Misconduct constituted by ignoring the Bureau

In the last post, a solicitor ignored the Bureau de Spank for 3 months, a default explicable by personal circumstances and depression during the relevant period.  In Legal Services Commissioner v JEH [2007] VCAT 2181 (27 September 2007), a Warragul solicitor ignored the Commissioner for almost 6 months. The reasons are broad-brush in their approach to the nature of the plea, but it sounds like the excuses were more diffuse and less tied down to the relevant period of the default than those in the previous case, so Member Howell made a finding of misconduct. The reasons’ characterisation of the self-represented plea was:

‘7    [the solicitor] gave evidence about events of a stressful nature that have arisen in his practice, and in his personal life, during the last 15 years.  I have no reason to doubt his evidence, and his evidence caused me to have considerable sympathy for him, but the events about which he gave evidence do not excuse him from providing to the Commissioner a full written explanation of his conduct.’

To add to the confusion about the difference betweeen misconduct and unsatisfactory professional conduct under the new Act, however, exactly the same penalty was meted out as in the previous case: a $1,000 fine and costs, fixed at $2,352, but without the reprimand.

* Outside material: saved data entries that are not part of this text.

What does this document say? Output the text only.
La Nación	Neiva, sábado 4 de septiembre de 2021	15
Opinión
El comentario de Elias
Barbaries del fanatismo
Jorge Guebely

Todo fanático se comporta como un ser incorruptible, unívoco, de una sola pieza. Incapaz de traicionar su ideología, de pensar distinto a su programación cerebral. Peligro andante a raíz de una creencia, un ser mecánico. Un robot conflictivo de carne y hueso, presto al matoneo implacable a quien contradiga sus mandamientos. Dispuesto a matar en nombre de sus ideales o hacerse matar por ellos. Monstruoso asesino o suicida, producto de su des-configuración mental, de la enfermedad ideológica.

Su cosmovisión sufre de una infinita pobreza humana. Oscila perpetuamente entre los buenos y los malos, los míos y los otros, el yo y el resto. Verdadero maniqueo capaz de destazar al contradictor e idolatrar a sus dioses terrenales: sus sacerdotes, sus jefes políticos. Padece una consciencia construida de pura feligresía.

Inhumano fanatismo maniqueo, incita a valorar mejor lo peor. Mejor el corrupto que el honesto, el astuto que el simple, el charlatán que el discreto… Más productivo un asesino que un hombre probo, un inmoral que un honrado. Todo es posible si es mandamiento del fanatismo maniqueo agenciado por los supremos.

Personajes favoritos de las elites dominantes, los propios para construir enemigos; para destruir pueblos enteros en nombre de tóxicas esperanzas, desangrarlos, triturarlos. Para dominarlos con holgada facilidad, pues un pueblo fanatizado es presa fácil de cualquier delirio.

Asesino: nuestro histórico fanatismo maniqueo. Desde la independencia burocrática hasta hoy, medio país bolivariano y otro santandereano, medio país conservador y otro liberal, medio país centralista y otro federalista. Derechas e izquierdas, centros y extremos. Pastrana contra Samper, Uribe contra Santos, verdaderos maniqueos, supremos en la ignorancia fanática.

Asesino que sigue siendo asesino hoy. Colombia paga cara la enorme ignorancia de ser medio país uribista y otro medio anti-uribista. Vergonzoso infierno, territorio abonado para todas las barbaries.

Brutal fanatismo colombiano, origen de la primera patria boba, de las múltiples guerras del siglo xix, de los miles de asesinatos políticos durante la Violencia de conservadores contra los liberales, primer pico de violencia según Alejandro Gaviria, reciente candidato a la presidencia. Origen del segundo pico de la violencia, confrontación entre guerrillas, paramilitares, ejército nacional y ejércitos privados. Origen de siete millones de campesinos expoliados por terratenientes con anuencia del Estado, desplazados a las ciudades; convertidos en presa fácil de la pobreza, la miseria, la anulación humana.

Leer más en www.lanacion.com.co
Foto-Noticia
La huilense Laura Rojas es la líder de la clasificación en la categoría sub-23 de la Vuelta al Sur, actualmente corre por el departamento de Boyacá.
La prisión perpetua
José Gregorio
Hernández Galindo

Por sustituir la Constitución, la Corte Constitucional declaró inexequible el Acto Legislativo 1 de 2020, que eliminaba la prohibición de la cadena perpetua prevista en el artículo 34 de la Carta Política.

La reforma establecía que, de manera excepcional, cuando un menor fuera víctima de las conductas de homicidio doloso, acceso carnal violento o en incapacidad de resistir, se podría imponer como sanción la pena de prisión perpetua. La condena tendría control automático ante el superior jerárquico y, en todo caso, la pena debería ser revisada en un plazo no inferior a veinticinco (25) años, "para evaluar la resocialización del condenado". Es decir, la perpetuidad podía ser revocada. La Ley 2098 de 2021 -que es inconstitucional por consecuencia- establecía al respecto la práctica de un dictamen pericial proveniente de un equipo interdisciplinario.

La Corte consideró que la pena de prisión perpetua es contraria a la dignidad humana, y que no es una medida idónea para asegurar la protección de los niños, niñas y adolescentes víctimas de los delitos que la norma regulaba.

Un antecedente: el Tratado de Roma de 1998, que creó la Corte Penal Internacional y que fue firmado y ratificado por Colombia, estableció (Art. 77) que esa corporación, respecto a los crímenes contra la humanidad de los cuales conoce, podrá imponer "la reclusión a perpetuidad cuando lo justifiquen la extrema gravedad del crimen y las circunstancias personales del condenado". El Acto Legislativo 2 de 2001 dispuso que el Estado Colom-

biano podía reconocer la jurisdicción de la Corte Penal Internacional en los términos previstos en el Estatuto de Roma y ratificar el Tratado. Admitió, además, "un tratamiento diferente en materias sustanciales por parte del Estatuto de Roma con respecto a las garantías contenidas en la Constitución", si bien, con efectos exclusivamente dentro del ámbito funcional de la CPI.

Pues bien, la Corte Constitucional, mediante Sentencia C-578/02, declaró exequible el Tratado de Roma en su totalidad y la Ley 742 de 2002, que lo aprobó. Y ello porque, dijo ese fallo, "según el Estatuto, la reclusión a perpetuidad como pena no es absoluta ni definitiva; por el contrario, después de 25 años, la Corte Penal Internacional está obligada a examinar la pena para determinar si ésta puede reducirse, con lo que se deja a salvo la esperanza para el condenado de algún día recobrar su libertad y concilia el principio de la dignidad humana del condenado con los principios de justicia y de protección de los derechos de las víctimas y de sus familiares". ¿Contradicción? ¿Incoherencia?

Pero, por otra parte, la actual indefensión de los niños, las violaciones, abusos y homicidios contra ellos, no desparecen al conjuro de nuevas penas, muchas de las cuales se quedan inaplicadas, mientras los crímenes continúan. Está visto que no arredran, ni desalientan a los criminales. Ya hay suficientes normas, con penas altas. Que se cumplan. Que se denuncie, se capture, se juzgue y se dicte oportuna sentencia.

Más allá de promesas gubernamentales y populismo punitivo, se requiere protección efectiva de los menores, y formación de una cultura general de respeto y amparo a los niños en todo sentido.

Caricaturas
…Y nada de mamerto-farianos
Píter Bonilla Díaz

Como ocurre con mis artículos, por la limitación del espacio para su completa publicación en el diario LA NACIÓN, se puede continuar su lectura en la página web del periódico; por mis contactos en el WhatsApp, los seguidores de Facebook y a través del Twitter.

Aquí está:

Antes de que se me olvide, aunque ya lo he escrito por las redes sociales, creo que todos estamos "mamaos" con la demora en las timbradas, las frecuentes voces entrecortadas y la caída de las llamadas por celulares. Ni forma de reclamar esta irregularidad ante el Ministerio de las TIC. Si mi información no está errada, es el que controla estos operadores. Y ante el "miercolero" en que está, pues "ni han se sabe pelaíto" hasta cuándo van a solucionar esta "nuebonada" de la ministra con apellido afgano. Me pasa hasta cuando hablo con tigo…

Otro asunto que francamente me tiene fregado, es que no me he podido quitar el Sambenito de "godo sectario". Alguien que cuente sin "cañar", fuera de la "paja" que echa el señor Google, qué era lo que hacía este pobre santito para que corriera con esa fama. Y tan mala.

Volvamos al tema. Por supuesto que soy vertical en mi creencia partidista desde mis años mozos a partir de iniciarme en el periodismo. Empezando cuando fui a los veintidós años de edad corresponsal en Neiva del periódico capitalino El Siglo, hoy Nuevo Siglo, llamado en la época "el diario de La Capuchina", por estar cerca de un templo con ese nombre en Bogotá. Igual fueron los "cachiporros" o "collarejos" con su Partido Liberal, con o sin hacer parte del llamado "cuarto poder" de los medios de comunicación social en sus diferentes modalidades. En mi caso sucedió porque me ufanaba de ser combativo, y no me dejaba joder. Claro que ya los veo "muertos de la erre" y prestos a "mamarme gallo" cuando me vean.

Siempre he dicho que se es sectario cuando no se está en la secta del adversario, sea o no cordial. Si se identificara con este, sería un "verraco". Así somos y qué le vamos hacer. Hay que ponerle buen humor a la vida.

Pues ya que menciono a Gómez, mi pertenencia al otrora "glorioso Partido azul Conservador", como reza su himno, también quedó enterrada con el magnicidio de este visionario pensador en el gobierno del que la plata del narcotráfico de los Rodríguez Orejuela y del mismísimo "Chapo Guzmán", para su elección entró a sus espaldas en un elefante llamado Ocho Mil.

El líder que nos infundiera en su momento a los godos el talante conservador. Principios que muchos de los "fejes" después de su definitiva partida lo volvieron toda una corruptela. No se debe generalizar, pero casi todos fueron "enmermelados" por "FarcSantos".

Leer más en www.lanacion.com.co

The solicitor might have pointed to s. 4.2.8 of the Legal Profession Act, 2004 in the context of the fact that the Commissioner did not even publish the complaint to him for a month after receiving it, and said something about the pot calling the kettle black, but unrepresented though he was, I infer from the reasons that he restrained himself, probably quite sensibly.  That section says:

4.2.8    Notification

(1)    The Commissioner must give a law practice or an Australian legal practitioner written notice of a complaint made about the practice or practitioner as soon as practicable after the complaint is made.’